Full Report
A new Android spyware named 'KoSpy' is linked to North Korean threat actors who have infiltrated Google Play and third-party app store APKPure through at least five malicious apps. [...]
Analysis Summary
# Threat Actor: Unnamed North Korean Actor (Associated with APT37)
## Attribution & Identity
The malware discussed is attributed to North Korean threat actors, potentially linked to APT37 based on external research cited in the article. The actor uses targeted campaigns, indicated by the use of regional language in the distributed applications.
## Activity Summary
The primary recent activity involves the distribution of sophisticated Android spyware, dubbed **KoSpy**, via official application stores. Specifically, malicious apps containing KoSpy were successfully uploaded to **Google Play** and the third-party store **APKPure** before being removed following discovery. The actor leveraged these platforms to reach targeted users.
## Tactics, Techniques & Procedures
- **Initial Access/Distribution:** Distribution via official (Google Play) and third-party (APKPure) application stores.
- **Execution/Evasion:** Retrieves an encrypted configuration file from a Firebase Firestore database to evade initial detection.
- **Command and Control (C2):** Connects to the main C2 server after initial checks.
- **Dynamic Control:** Capable of receiving updated settings, additional payloads, and dynamic activation/deactivation via an "on/off" switch from the C2.
- **Anti-Emulation:** Runs checks to ensure it is not operating within an emulator environment.
- **Data Collection/Exfiltration:** Extensive data capture capabilities via device functions.
- **Data Obfuscation:** Data exfiltrated to the C2 is encrypted using a hardcoded AES key.
*Note: Specific MITRE ATT&CK IDs were not directly provided in the text.*
## Targeting
- **Sectors:** Not explicitly defined, but the use of regional language suggests targeted operations potentially focused on specific demographics or organizations within a particular geographic area.
- **Geography:** Implied focus on regions where the targeted language is spoken.
- **Victims:** Users who installed the malicious applications from Google Play or APKPure.
## Tools & Infrastructure
- **Malware Families Used:** KoSpy (Android Spyware).
- **Infrastructure:**
- **Initial Configuration Retrieval:** Firebase Firestore database (each app uses a separate project).
- **Command and Control (C2):** Dedicated C2 servers used for primary communication and payload delivery.
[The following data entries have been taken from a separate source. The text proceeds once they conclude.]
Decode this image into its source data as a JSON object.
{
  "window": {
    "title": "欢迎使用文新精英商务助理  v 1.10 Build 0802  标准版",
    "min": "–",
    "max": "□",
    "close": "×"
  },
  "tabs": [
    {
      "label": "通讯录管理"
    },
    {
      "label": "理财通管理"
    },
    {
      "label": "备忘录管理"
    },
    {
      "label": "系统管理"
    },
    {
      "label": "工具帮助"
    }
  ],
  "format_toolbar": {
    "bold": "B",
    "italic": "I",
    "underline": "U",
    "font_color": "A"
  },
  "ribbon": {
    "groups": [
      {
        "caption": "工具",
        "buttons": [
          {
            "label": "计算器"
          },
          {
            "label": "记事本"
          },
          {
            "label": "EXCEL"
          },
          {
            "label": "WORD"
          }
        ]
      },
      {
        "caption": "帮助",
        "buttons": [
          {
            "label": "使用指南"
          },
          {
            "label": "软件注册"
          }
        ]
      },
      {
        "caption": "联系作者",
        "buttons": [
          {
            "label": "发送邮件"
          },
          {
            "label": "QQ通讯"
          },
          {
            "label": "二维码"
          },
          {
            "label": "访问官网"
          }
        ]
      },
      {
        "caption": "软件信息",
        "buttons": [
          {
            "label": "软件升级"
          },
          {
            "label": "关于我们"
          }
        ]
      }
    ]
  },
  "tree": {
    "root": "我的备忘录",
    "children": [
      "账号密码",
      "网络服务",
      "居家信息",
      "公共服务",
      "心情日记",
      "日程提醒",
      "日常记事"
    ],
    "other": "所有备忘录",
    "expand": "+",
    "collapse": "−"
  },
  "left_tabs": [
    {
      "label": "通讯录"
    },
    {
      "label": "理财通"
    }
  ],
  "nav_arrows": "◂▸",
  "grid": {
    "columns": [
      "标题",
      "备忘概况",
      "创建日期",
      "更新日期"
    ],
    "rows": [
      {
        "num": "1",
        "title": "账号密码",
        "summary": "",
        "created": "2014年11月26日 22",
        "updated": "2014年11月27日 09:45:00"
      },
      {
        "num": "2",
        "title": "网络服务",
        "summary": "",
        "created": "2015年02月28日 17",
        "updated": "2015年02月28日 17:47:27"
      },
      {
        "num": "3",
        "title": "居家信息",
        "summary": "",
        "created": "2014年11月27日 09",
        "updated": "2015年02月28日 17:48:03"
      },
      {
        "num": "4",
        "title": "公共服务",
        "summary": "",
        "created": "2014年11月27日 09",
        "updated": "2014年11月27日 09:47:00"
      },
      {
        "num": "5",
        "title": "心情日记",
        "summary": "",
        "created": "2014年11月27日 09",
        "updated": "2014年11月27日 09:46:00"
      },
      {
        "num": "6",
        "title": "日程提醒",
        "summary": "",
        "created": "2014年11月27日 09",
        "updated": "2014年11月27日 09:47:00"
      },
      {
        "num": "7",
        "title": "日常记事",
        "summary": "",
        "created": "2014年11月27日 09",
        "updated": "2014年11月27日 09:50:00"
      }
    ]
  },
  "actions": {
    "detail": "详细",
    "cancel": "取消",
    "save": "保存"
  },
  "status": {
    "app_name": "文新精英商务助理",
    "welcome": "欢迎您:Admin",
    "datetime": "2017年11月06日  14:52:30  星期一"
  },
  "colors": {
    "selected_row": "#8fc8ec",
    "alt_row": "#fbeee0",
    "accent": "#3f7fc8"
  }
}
- **Data Exfiltration:** C2 servers, accepting data encrypted with a hardcoded AES key.
## Implications
This actor demonstrates high intent and capability in compromising mobile devices. Successfully distributing malware via the Google Play Store indicates maturity in bypassing platform security checks, suggesting a focus on high-value mobile targets, likely for espionage or intelligence gathering, consistent with state-sponsored activity.
## Mitigations
- Users must manually uninstall the identified malicious apps and scan devices with security tools for complete removal.
- In severe cases, a factory reset is recommended.
- Ensure **Google Play Protect** is enabled and running on up-to-date Android devices, as this service can automatically block known versions of the malware.